In 1804, Haiti changed the course of the history of the world by becoming the first Black country independent and the first successful slave revolution. Our country didn’t just defeat Napoleon’s army, it crushed slavery by supporting the independence efforts of many countries.
Here are a few highlights:
- Haitians fought in Savanah, Georgia during the US Independence War. Henri Christophe, the King of Haiti’s Northern Region was part of the battalion that fought there.
- At a critical juncture of South American history, Alexandre Petion, President of Haiti, provided ships, soldiers, money and arms to support Simon Bolivar’s efforts to obtain the independence of South American countries.
- Haiti supported countries like Greece, Jamaica and took a stand against Nazi Germany by issuing life-saving visas to Jewish refugees during WWII. Some of these refugees remained in Haiti where their descendants still live.
Haiti, too often cast as the “poorest country in the Western Hemisphere,” is country rich in culture, history and spirit; a pioneering spirit which was deliberately crushed by many as Haiti threatened their interest. Western nations refused to recognize Haiti’s independence until it paid France for its “losses” including the cost of the army that it had sent to Haiti. France demanded a punishing amount (the equivalent of $20 billion) that the country took more than 100 years to pay. This debt payment drained the country’s economy. When the US left Haiti after occupying it for 19 years in 1934, as part of their conditions for leaving the country, they negotiated deals for US timber companies which greatly contributed to the country’s deforestation. President Bill Clinton apologized in recent years for putting pressure on Haiti to lower its tariffs on US rice which led to the demise of Haiti’s rice industry. Thousands of jobs were lost as Haiti became the second consumer of US rice in the world (in 2012, Haiti spent $600 million in foreign rice!)

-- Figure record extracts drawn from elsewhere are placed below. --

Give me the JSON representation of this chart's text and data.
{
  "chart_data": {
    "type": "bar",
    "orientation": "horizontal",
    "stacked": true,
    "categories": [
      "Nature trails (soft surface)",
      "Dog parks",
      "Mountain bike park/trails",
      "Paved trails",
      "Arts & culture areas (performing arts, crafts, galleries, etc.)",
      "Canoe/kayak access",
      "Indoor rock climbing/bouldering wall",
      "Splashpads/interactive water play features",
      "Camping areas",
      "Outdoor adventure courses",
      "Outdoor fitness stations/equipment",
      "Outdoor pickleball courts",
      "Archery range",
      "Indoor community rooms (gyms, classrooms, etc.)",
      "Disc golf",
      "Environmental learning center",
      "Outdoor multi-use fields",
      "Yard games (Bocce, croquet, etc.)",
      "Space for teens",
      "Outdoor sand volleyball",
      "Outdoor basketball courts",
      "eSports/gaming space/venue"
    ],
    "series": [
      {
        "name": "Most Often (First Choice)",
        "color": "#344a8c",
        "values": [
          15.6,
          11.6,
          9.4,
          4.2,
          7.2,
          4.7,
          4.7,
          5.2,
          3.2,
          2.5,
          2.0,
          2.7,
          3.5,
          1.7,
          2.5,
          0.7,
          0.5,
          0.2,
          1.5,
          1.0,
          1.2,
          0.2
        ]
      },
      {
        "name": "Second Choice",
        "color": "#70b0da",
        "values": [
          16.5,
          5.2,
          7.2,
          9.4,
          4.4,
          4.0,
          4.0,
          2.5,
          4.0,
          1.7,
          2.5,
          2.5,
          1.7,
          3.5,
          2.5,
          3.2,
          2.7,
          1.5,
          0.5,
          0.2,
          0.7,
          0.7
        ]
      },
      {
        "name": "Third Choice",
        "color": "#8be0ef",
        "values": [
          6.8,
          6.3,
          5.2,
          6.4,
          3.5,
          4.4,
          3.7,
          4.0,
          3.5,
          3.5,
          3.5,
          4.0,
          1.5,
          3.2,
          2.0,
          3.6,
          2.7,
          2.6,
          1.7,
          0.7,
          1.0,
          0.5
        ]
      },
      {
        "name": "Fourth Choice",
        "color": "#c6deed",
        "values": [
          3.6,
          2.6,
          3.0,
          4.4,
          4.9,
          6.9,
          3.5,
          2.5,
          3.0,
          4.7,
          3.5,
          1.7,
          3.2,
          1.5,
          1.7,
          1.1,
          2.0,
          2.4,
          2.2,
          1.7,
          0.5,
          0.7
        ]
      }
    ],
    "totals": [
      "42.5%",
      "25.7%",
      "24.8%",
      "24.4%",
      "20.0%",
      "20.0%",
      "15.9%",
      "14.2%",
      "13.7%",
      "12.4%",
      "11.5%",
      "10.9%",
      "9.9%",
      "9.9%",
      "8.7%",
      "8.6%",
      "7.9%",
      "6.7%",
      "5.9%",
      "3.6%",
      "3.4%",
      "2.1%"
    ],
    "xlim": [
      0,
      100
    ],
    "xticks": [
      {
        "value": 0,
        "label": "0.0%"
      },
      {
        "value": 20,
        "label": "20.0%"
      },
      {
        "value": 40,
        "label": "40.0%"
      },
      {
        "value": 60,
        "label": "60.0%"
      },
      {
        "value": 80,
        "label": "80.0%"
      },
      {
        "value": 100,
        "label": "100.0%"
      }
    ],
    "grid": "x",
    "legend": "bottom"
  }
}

It is critical for the public to understand Haiti’s complex history to understand its struggles. We should not be dismissed as hopelessly poor and ignorant country. On the contrary. Even as we struggle with our internal issues and admit to our faults, many of us deeply care about our country and invest in it.
It is essential that Haiti’s leaders and communities be involved in shaping our development to change the course of our nation. We must lead. We will rebuild.